The Fast-Moving Consumer Goods (FMCG) sector in India is navigating through a mix of challenges and opportunities, with recent developments in Nepal and domestic policy changes shaping the industry landscape.

Nepal Unrest: Limited Impact on FMCG Giants

Political instability in Nepal has raised concerns for FMCG companies with regional exposure. However, industry analyst Abneesh Roy views the impact as manageable. Several major players in the Indian FMCG space, including ITC, Marico, Hindustan Unilever Limited (HUL), Varun Beverages, and Bikaji, have a presence in the Nepalese market.

For companies like Varun Beverages, ITC, and Dabur, Nepal represents only 2-3% of their total revenues. Roy anticipates that the impact of the unrest will likely be short-term and is not expected to significantly affect full quarterly results.
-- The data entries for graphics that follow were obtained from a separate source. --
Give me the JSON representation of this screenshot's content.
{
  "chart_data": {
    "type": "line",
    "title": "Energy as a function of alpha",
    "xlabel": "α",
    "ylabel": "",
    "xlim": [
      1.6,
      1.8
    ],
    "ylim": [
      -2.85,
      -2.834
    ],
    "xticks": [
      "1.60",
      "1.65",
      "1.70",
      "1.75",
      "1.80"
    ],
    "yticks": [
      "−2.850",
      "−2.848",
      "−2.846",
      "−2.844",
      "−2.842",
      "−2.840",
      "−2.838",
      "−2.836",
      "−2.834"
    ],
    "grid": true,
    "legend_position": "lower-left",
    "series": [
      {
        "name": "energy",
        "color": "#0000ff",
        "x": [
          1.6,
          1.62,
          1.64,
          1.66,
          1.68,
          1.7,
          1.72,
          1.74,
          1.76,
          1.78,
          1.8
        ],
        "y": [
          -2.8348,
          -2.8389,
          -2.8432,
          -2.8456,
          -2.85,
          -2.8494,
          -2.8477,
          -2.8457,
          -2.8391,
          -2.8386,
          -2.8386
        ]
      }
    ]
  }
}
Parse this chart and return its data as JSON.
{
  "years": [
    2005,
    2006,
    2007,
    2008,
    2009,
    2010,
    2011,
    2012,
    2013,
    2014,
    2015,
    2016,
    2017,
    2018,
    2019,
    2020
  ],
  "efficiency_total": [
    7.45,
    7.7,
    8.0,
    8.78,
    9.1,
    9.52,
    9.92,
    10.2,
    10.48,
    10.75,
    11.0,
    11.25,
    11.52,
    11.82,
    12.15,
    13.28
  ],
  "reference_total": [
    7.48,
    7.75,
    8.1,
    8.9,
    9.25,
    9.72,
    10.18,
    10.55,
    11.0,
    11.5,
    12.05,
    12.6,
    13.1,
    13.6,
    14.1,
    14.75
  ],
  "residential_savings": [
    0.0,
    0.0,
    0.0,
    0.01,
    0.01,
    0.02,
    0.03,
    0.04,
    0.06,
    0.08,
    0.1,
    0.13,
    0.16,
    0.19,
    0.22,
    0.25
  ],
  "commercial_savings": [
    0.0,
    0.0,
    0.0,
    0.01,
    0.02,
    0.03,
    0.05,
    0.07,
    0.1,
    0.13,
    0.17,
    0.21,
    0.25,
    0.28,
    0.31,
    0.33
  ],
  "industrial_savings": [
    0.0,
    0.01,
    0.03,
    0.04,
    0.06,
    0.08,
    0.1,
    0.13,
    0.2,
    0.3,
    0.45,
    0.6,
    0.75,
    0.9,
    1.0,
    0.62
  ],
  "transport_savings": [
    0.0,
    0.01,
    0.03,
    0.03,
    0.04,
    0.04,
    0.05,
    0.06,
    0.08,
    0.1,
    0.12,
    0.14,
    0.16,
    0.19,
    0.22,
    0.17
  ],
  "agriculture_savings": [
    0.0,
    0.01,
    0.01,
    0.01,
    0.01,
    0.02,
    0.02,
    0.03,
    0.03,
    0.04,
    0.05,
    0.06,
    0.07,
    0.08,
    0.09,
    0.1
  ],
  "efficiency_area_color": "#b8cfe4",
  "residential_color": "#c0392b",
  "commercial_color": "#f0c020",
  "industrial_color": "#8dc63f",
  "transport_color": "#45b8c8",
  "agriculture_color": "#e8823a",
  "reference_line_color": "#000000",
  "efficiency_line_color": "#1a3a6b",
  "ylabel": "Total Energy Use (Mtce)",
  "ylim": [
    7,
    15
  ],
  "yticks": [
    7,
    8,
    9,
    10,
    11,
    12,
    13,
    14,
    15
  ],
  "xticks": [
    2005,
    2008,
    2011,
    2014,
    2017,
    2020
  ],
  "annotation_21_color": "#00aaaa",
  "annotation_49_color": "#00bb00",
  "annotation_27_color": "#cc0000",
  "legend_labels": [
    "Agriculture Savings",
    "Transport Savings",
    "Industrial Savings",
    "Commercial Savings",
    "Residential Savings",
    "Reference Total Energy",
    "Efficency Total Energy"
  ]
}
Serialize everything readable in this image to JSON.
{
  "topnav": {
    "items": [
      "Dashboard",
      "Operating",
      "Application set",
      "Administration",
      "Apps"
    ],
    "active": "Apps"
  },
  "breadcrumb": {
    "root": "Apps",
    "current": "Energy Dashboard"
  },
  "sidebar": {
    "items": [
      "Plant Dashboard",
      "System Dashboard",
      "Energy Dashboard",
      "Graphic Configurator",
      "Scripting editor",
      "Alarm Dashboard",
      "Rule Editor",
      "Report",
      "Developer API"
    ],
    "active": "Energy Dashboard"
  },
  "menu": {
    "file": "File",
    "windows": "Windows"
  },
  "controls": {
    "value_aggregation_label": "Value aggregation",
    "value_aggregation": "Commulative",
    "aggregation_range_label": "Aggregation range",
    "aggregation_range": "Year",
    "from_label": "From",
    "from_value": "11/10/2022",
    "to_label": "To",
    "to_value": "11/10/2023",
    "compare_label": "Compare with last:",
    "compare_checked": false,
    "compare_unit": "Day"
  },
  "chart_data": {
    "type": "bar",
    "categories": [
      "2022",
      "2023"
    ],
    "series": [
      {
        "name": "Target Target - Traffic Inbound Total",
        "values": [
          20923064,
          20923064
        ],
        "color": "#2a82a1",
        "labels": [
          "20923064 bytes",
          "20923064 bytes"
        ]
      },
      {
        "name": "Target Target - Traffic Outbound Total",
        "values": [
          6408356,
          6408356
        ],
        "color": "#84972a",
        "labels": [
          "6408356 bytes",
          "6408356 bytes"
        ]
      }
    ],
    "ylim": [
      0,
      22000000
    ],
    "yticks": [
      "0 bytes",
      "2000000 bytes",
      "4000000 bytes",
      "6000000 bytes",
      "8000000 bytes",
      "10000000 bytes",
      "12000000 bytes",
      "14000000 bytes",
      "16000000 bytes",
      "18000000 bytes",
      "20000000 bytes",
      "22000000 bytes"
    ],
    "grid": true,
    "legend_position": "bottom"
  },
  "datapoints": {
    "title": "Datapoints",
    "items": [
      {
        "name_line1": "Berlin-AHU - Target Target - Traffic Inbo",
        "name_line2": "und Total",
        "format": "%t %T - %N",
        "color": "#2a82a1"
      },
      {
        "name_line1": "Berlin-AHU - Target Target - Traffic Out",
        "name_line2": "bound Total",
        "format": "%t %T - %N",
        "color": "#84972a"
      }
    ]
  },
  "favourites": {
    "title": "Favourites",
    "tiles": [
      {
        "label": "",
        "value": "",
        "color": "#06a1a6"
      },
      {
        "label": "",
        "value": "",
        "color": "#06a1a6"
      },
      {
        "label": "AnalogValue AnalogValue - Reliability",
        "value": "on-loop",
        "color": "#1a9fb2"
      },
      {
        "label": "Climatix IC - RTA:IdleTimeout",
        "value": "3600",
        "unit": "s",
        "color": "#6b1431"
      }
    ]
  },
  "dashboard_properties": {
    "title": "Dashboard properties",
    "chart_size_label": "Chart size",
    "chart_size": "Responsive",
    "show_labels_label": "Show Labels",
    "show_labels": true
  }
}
GST Cuts: A Boost for Consumption

Recent reductions in Goods and Services Tax (GST) rates are expected to drive consumption growth in the FMCG sector. The biscuits and snacks segments are poised to benefit significantly, with tax rates dropping from 18% to 5%. This change presents an opportunity for companies like Britannia to pass on the benefits to customers while simultaneously expanding their profit margins.

Paint Sector Shows Signs of Recovery

The paints sector is exhibiting signs of recovery, with industry leaders Asian Paints and Berger Paints projected to deliver mid-to-high single-digit growth. While heavy monsoons may temporarily delay demand for exterior paints, analysts view this as a postponement rather than a permanent loss of business.

Weather Patterns Affecting Summer Categories

Domestic weather patterns are influencing the performance of summer-centric FMCG categories. Excess rainfall has impacted the demand for products such as:

  • Aerated drinks
  • Talcum powders
  • Beer

These categories typically see increased consumption during hotter, drier weather conditions.

Outlook

The FMCG sector is demonstrating resilience in the face of regional political challenges while capitalizing on favorable policy changes. The limited exposure to Nepal for most companies suggests that the political unrest there will have a minimal impact on overall performance. Meanwhile, the GST reductions are expected to stimulate consumer spending, particularly in the snacks and biscuits categories.

As the monsoon season progresses, companies will be closely monitoring weather patterns and adjusting their strategies for summer product lines. The paint industry's recovery signals positive momentum, with companies prepared to capitalize on pent-up demand once weather conditions improve.

Overall, the FMCG sector appears well-positioned to navigate the current mix of challenges and opportunities, with analysts maintaining a cautiously optimistic outlook for the coming quarters.